By the court (Long, J.)


Deborah J. Patterson, Recorder

Dated: 27 July 2010


[Note 1] If the clustering option is used in Residence A Districts, lots may be as small as 30,000 square feet; if in Residence B Districts, the minimum lot size is 60,000 square feet.

[Note 2] The complaint also contains a third count, alleging that certain actions of the town’s planning board director “limited plaintiff’s access to various town boards, deprived plaintiff of due process and were otherwise conducted in bad faith” (Joint Case Management Statement at 1-2 (Jul. 22, 2009)), but O’Brien subsequently stipulated that that count was not intended to be a separate cause of action. Rather, it was intended only to assert “bad faith” in the context necessary to recover costs against the town pursuant to G.L. c. 41, § 81BB. Notice of Docket Entry (Oct. 1, 2009).

[Note 3] See also Reardon v. Parisi, 63 Mass. App. Ct. 39 , 40 (2005) (factual disputes must be based on a “rational view of the evidence”); Goulart v. Canton Housing Auth., 57 Mass. App. Ct. 440 , 441 (2003) and cases cited therein (same).

[Note 4] See also Hogan v. Riemer, 35 Mass. App.

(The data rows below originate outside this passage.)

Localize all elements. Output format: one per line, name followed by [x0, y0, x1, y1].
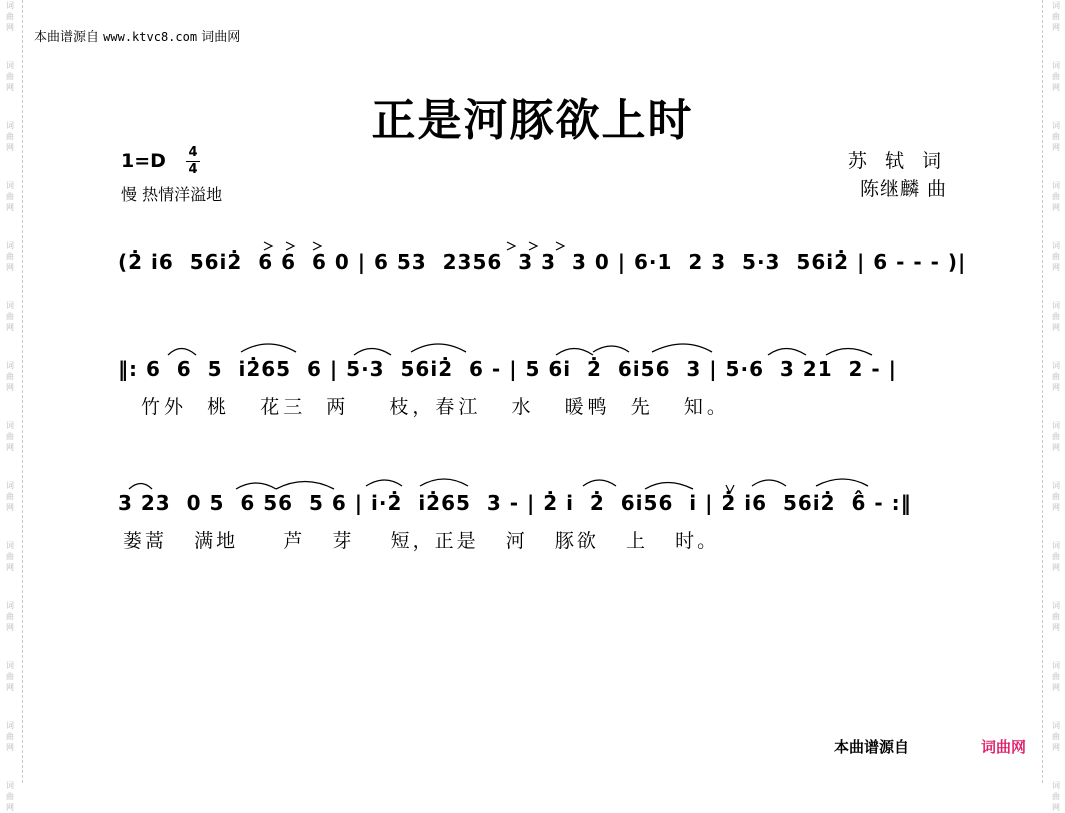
side-watermark: 词 曲 网 [1052, 241, 1060, 272]
source-site: 词曲网 [201, 30, 241, 45]
side-watermark: 词 曲 网 [6, 541, 14, 572]
footer-site-logo[interactable]: 词曲网 [981, 738, 1027, 756]
side-watermark: 词 曲 网 [6, 421, 14, 452]
side-watermark: 词 曲 网 [1052, 421, 1060, 452]
side-watermark: 词 曲 网 [6, 181, 14, 212]
lyricist-credit: 苏 轼 词 [847, 150, 947, 172]
side-watermark: 词 曲 网 [1052, 721, 1060, 752]
side-watermark: 词 曲 网 [1052, 301, 1060, 332]
side-watermark: 词 曲 网 [6, 241, 14, 272]
time-signature-top: 4 [188, 145, 198, 160]
source-prefix: 本曲谱源自 [34, 30, 100, 45]
side-watermark: 词 曲 网 [1052, 601, 1060, 632]
time-signature [186, 146, 200, 177]
side-watermark: 词 曲 网 [6, 721, 14, 752]
score-line-3: 3 23 0 5 6 56 5 6 | i̇·2̇ i̇2̇65 3 - | 2̇ i̇ 2̇ 6i̇56 i̇ | 2̇ i̇6 56i̇2̇ 6̂ - :‖ [118, 491, 912, 515]
time-signature-bottom: 4 [188, 162, 198, 177]
score-line-2: ‖: 6 6 5 i̇2̇65 6 | 5·3 56i̇2̇ 6 - | 5 6i̇ 2̇ 6i̇56 3 | 5·6 3 21 2 - | [118, 357, 897, 381]
source-header [34, 26, 240, 45]
footer-source-label: 本曲谱源自 [834, 738, 910, 756]
score-line-1: (2̇ i̇6 56i̇2̇ 6 6 6 0 | 6 53 2356 3 3 3 0 | 6·1 2 3 5·3 56i̇2̇ | 6 - - - )| [118, 250, 967, 274]
side-watermark: 词 曲 网 [6, 781, 14, 812]
side-watermark: 词 曲 网 [6, 481, 14, 512]
side-watermark: 词 曲 网 [1052, 781, 1060, 812]
side-watermark: 词 曲 网 [6, 361, 14, 392]
side-watermark: 词 曲 网 [1052, 481, 1060, 512]
tempo-marking: 慢 热情洋溢地 [121, 185, 223, 204]
side-watermark: 词 曲 网 [6, 301, 14, 332]
lyrics-line-3: 蒌蒿 满地 芦 芽 短，正是 河 豚欲 上 时。 [123, 530, 720, 552]
side-watermark: 词 曲 网 [1052, 1, 1060, 32]
side-watermark: 词 曲 网 [1052, 61, 1060, 92]
side-watermark: 词 曲 网 [1052, 661, 1060, 692]
side-watermark: 词 曲 网 [1052, 361, 1060, 392]
lyrics-line-2: 竹外 桃 花三 两 枝，春江 水 暖鸭 先 知。 [141, 396, 730, 418]
composer-credit: 陈继麟 曲 [859, 178, 947, 200]
side-watermark: 词 曲 网 [6, 61, 14, 92]
side-watermark: 词 曲 网 [6, 121, 14, 152]
song-title: 正是河豚欲上时 [371, 95, 694, 146]
side-watermark: 词 曲 网 [6, 601, 14, 632]
key-signature: 1=D [121, 150, 166, 172]
source-url[interactable]: www.ktvc8.com [103, 30, 198, 44]
side-watermark: 词 曲 网 [1052, 121, 1060, 152]
side-watermark: 词 曲 网 [1052, 181, 1060, 212]
side-watermark: 词 曲 网 [6, 1, 14, 32]
side-watermark: 词 曲 网 [1052, 541, 1060, 572]
side-watermark: 词 曲 网 [6, 661, 14, 692]
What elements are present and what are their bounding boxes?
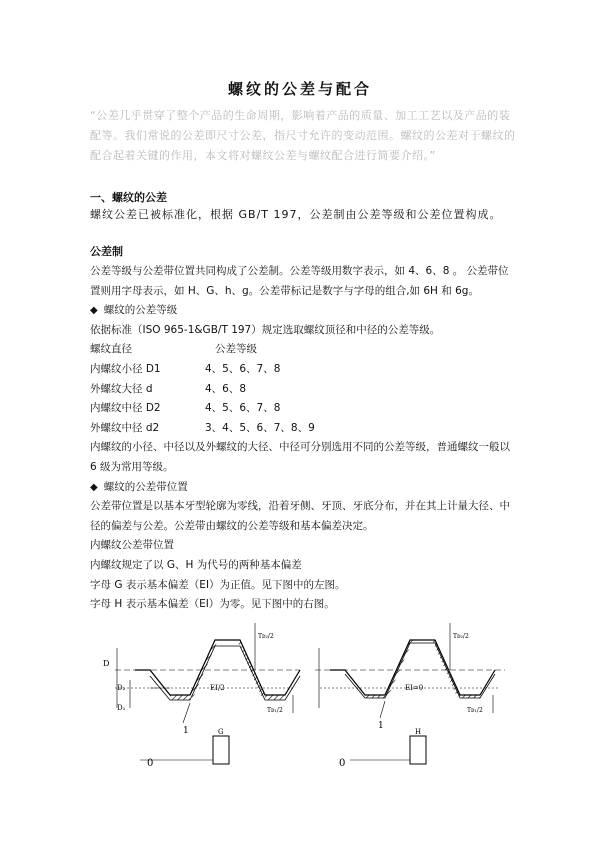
paragraph-line: 内螺纹的小径、中径以及外螺纹的大径、中径可分别选用不同的公差等级，普通螺纹一般以 xyxy=(90,441,510,454)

Ct. 360 , 364 (1993) (“For purposes of judging whether summary judgment ought to have been granted, the existence of disputed facts is consequential.only if those facts have a material bearing on disposition of the case. The substantive law will identify whether a fact, in the context of the case, is material.”) (internal citations omitted).

[Note 5] The land is currently an egg farm.

[Note 6] The zoning bylaw in effect at the time of the plan submissions generally required a lot size of 40,000 square feet per dwelling in the Residence A and Outlying Districts and 80,000 square feet in the Residence B Districts. Bylaw §

[Note 7] The differences between several smaller and one large subdivision were highlighted at oral argument. Because of Lunenburg’s subdivision rules and regulations applicable to subdivision roads (particularly their restrictions on cul-de-sacs), less open space is likely to be built open if development occurs in the context of smaller subdivisions. Also, separate, self-contained subdivisions are considered to have a more village-like feel than a massive subdivision, and thus more in keeping with the town’s rural character.

[Note 8] I recognize that five acre zoning goes beyond the largest minimum lot size currently upheld by the appellate courts. See Johnson v. Edgartown, 425 Mass. 117 (1997) (three acres). But, as in Johnson, in the “special circumstances” of this case (see discussion above), the five acre zoning provision “has not been shown to be arbitrary and unreasonable or substantially unrelated to the public health, safety and general welfare.” Id. at 125.